Treasury proposes rules to tighten oversight and safeguard depositors

Business · Rose Achieng · November 15, 2025
Treasury proposes rules to tighten oversight and safeguard depositors
National Treasury and Economic Planning Cabinet Secretary John Mbadi. PHOTO/Mbadi X
In Summary

The Banking (Penalties) Regulations, 2025, are now under review by the Parliamentary Committee on Delegated Legislation, as lawmakers prepare to scrutinise their potential impact on the financial sector.

Kenya is moving toward stricter banking governance as Treasury Cabinet Secretary John Mbadi introduces new rules aimed at promoting accountability and safeguarding customers.

The Banking (Penalties) Regulations, 2025, are now under review by the Parliamentary Committee on Delegated Legislation, as lawmakers prepare to scrutinise their potential impact on the financial sector.

The Treasury said on Thursday, November 13, 2025, that the regulations will allow the Central Bank of Kenya (CBK) to enforce compliance more effectively by issuing higher fines to institutions and individuals who breach the Banking Act or other regulatory requirements.

The initiative is part of a broader effort to strengthen the sector’s governance, prevent misconduct, and ensure that banks operate in a manner that protects public funds.

“The Banking (Penalties) Regulations, 2025, strengthen the compliance framework within the financial sector by empowering the CBK to impose stiffer penalties for violations of the Banking Act and related guidelines,” the Treasury statement said.

Under the new framework, banks may be fined up to Sh20 million for non-compliance, while individuals could face penalties of up to Sh1 million, with extra charges for ongoing breaches.

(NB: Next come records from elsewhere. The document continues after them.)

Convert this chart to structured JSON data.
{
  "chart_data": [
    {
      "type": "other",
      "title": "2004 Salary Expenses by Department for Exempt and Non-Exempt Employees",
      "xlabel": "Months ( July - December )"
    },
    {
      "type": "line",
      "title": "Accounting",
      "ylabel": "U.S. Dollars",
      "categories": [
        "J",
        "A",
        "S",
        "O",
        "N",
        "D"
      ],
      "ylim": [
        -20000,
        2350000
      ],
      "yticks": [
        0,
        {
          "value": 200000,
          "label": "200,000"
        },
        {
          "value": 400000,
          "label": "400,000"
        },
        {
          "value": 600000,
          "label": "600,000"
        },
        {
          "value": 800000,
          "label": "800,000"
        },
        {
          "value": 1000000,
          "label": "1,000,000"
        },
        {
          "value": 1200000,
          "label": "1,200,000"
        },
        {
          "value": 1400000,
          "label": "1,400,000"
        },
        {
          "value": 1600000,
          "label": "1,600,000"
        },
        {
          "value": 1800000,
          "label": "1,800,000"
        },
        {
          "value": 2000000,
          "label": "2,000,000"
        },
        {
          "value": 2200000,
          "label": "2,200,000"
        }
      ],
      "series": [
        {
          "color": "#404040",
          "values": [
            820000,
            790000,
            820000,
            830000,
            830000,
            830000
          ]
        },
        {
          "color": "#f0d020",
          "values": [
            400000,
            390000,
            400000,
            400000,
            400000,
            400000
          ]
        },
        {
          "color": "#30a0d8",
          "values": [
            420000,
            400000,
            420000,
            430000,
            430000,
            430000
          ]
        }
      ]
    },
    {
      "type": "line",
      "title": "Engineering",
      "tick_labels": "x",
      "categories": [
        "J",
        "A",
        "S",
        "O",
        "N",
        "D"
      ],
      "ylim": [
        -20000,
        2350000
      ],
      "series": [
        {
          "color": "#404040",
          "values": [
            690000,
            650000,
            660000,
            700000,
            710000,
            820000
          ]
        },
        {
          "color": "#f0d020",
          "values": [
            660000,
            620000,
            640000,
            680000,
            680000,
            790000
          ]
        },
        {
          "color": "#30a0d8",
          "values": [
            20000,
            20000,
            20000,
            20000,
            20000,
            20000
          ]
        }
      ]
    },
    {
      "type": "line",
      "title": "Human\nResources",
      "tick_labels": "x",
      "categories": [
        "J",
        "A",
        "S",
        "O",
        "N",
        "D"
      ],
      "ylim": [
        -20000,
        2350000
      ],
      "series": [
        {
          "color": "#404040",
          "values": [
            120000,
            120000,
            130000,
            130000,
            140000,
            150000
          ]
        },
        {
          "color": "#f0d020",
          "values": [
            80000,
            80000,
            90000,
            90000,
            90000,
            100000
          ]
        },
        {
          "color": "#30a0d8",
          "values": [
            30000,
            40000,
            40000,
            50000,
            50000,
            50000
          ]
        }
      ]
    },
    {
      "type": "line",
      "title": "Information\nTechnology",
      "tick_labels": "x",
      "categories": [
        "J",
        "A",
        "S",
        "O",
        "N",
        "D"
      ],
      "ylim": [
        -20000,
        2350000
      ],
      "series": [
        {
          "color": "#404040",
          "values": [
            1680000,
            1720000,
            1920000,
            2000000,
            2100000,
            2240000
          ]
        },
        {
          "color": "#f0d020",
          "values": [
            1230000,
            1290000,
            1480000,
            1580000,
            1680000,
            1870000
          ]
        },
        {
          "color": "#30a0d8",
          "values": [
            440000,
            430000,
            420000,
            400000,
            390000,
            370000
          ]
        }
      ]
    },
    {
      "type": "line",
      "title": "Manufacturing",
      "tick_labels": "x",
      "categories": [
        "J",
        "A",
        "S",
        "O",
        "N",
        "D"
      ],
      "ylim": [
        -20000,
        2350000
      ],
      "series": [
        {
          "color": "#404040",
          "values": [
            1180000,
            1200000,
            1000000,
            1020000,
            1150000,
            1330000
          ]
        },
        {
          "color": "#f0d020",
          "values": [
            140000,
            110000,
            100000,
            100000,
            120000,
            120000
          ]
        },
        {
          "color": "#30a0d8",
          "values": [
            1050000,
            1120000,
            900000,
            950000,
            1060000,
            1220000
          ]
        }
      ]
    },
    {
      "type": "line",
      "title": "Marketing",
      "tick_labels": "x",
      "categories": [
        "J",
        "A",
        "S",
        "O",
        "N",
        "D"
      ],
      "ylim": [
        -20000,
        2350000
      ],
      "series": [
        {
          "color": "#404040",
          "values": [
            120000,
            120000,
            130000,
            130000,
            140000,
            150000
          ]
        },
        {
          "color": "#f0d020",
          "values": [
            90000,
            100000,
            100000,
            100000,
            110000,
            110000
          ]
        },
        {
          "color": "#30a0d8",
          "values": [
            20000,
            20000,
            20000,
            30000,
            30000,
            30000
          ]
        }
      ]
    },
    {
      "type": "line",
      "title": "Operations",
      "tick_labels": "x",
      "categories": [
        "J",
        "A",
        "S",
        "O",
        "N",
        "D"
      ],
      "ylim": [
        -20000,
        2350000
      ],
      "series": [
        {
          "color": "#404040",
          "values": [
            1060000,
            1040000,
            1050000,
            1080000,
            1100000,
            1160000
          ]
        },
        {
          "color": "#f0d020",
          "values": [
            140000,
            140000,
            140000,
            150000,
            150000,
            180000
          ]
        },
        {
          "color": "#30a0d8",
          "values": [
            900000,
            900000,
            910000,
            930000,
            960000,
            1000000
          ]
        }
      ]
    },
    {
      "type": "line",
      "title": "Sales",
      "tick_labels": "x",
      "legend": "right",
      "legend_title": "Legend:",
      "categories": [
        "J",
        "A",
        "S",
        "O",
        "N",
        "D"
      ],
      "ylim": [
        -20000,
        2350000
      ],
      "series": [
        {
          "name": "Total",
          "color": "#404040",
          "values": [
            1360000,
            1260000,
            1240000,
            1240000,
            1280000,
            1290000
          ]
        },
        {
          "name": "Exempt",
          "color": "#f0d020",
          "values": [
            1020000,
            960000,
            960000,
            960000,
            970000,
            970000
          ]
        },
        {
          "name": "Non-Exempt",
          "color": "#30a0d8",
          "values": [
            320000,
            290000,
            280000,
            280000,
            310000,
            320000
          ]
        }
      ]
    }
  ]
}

The rules also introduce a formal appeal process and address violations such as inadequate disclosure to customers, insider lending, and other unethical business practices.

The regulations come in the wake of a 2024 CBK action where 11 commercial banks were fined over Sh5 million each for lending to staff and directors beyond permitted limits.

The episode revealed gaps in internal controls and exposed depositors to unnecessary risk, highlighting the need for a robust compliance system that the new rules seek to provide.

Alongside the banking penalties, CS Mbadi also presented amendments to the Sports, Arts and Social Development Fund and the Government Press Fund.

The Sports, Arts and Social Development Fund (Amendment) Regulations, 2025, will focus resources on sports and arts while removing health-related allocations now managed by the Social Health Authority, improving oversight and transparency.

The Government Press Fund Regulations, 2025, aim to modernise Kenya’s printing and publishing agency, established in 1895.

The Fund will ensure timely production of official documents, including the Kenya Gazette, and strengthen infrastructure for sustainable operations.

All three regulations have been subjected to public consultation and meet the requirements of the Statutory Instruments Act, 2013.

Lawmakers will now examine the proposals and provide recommendations before they are enacted, reflecting the government’s commitment to transparency, good governance, and consumer protection.